The gel probiotic also contains a special microorganism called Enterococcus faecium NCIMB 10415. E. faecium is monitored by a German government agency for safety, and is exclusively available in the Natren line of animal probiotics.
So whichever probiotic you choose to give your horse, just make sure the beneficial bacteria are guaranteed LIVE through to the expiration date and that the probiotic can be delivered in a way that ensures those bacteria will reach the horse’s intestines (survive the gastric juices) live and ready to go to work!
Oh, and one last benefit to Equiflora, some horses love the probiotic gel and will even lick it off your fingers! My daughter’s mare, who is super picky will not lick it off my hand, and if I come near her with the syringe, she thinks it’s a wormer. So I just break up a carrot, squirt the dosage on 2 or 3 pieces of carrot and she consumes that willingly. For my horse, I squirt it onto her minerals and seaweed, then sprinkle a bit of her pelleted minerals on top and she gobbles it up.
Jini Patel Thompson is a natural health writer and Lazer Tapping instructor. She began riding at age 2 in Kenya, and got her first horse at age 8 in Alberta, and so continues a life-long journey and love affair with these amazing creatures.
2 thoughts on “The Best Probiotic For Horses”
Great to know about this Jini. I am in need of probiotic for one of my horses. So it looks like there are several doses in one syringe. How often do you give it to your horses? Do you just have some handy in the fridge just in case? Thanks!
You know, I just feel into each horse – whether they want it and how much they need. Sometimes they ask for a double dose, then for the next few days a single dose, then nothing.

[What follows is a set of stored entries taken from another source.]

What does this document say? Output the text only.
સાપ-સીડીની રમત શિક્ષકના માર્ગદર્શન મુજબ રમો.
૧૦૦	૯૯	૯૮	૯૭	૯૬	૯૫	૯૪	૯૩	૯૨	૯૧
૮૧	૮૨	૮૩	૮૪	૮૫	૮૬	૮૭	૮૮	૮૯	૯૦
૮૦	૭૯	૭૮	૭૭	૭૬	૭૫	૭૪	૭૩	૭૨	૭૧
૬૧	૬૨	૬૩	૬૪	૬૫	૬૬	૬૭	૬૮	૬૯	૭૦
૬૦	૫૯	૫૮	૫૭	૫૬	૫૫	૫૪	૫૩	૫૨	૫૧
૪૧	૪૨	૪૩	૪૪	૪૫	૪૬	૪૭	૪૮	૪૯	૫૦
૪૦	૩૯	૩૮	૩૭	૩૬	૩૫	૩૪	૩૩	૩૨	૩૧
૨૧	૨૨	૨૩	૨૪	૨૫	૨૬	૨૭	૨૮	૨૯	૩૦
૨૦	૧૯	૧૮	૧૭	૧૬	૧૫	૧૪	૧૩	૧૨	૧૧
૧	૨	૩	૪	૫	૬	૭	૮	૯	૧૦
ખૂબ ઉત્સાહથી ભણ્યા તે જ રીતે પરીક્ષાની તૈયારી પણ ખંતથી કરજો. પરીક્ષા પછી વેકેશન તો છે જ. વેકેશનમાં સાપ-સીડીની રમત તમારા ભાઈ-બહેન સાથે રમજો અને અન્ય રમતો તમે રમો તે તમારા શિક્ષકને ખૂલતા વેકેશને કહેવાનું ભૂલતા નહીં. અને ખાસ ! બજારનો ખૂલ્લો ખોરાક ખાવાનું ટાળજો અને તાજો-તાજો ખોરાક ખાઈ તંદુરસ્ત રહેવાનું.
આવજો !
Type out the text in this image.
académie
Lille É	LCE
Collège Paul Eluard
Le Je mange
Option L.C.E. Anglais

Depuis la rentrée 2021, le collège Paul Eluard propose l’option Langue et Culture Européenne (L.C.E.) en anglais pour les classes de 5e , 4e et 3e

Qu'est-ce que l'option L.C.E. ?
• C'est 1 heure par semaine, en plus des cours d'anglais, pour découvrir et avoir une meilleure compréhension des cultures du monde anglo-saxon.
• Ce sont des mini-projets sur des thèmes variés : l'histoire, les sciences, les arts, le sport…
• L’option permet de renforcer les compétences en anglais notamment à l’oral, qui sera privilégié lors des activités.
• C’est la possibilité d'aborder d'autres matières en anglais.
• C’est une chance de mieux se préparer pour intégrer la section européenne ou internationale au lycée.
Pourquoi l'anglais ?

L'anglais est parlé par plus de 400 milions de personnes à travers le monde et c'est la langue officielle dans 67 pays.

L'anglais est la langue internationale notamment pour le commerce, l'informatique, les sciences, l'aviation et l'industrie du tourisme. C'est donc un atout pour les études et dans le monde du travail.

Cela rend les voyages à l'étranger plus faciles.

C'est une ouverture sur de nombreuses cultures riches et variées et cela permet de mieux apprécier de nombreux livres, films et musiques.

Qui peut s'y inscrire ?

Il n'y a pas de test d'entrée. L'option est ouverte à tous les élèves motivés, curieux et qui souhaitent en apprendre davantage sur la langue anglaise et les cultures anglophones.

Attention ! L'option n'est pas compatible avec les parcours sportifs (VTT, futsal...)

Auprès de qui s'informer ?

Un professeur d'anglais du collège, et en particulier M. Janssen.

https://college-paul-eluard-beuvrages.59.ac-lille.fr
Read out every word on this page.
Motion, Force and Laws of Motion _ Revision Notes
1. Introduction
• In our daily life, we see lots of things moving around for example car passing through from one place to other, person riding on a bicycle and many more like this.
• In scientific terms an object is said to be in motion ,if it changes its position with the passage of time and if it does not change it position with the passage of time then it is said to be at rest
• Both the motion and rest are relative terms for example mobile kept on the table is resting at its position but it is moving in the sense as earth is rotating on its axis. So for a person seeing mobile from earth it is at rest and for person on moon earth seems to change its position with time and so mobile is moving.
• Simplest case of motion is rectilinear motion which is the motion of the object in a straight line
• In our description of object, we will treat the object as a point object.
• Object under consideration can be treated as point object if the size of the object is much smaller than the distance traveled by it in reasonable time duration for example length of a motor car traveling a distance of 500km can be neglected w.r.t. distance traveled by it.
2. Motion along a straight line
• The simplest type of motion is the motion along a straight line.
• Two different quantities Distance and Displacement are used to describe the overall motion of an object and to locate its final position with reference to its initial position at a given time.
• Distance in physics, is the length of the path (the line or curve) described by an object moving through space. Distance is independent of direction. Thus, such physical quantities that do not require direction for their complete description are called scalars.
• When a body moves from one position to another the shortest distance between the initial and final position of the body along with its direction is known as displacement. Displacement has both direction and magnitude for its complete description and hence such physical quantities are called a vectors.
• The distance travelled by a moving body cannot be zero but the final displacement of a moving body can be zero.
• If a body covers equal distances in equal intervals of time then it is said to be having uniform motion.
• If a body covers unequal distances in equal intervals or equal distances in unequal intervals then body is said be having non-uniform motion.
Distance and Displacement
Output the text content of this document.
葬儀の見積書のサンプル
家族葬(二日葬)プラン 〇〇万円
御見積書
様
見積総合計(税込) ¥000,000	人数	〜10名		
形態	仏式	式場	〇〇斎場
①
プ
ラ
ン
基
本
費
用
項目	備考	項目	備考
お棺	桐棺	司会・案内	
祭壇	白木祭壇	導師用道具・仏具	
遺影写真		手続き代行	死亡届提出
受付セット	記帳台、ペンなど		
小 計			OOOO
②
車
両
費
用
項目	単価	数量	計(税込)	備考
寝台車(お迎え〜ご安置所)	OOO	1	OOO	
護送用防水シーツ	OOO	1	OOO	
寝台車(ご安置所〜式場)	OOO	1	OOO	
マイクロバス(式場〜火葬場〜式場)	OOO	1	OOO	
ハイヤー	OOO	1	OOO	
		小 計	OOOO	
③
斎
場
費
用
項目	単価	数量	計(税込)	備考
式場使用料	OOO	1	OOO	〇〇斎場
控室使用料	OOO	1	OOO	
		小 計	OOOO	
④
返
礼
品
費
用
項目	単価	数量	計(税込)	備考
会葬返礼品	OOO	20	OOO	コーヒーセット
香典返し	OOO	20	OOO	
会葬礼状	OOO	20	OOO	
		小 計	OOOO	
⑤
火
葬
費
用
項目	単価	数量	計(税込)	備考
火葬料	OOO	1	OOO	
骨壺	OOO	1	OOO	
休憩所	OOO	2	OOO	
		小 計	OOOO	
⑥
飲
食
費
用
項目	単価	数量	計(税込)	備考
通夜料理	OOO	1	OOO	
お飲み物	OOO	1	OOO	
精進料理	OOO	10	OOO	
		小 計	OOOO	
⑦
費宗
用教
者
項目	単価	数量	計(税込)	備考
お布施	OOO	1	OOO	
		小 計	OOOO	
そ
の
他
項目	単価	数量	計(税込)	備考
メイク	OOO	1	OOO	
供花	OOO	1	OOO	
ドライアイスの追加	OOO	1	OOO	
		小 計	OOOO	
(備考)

They also get some probiotics in their High Point feed though. The only time I’ve been regular about dosing with Equiflora is when they first arrived (to establish a good gut flora), after Montaro received antibiotics, and then in the Spring when the worms are activating. And yes, I do keep some in the fridge in my garage! I believe there are 10 doses per syringe. You can see it works though as if I give a double dose, the horse’s stool will get loose – probably from die-off.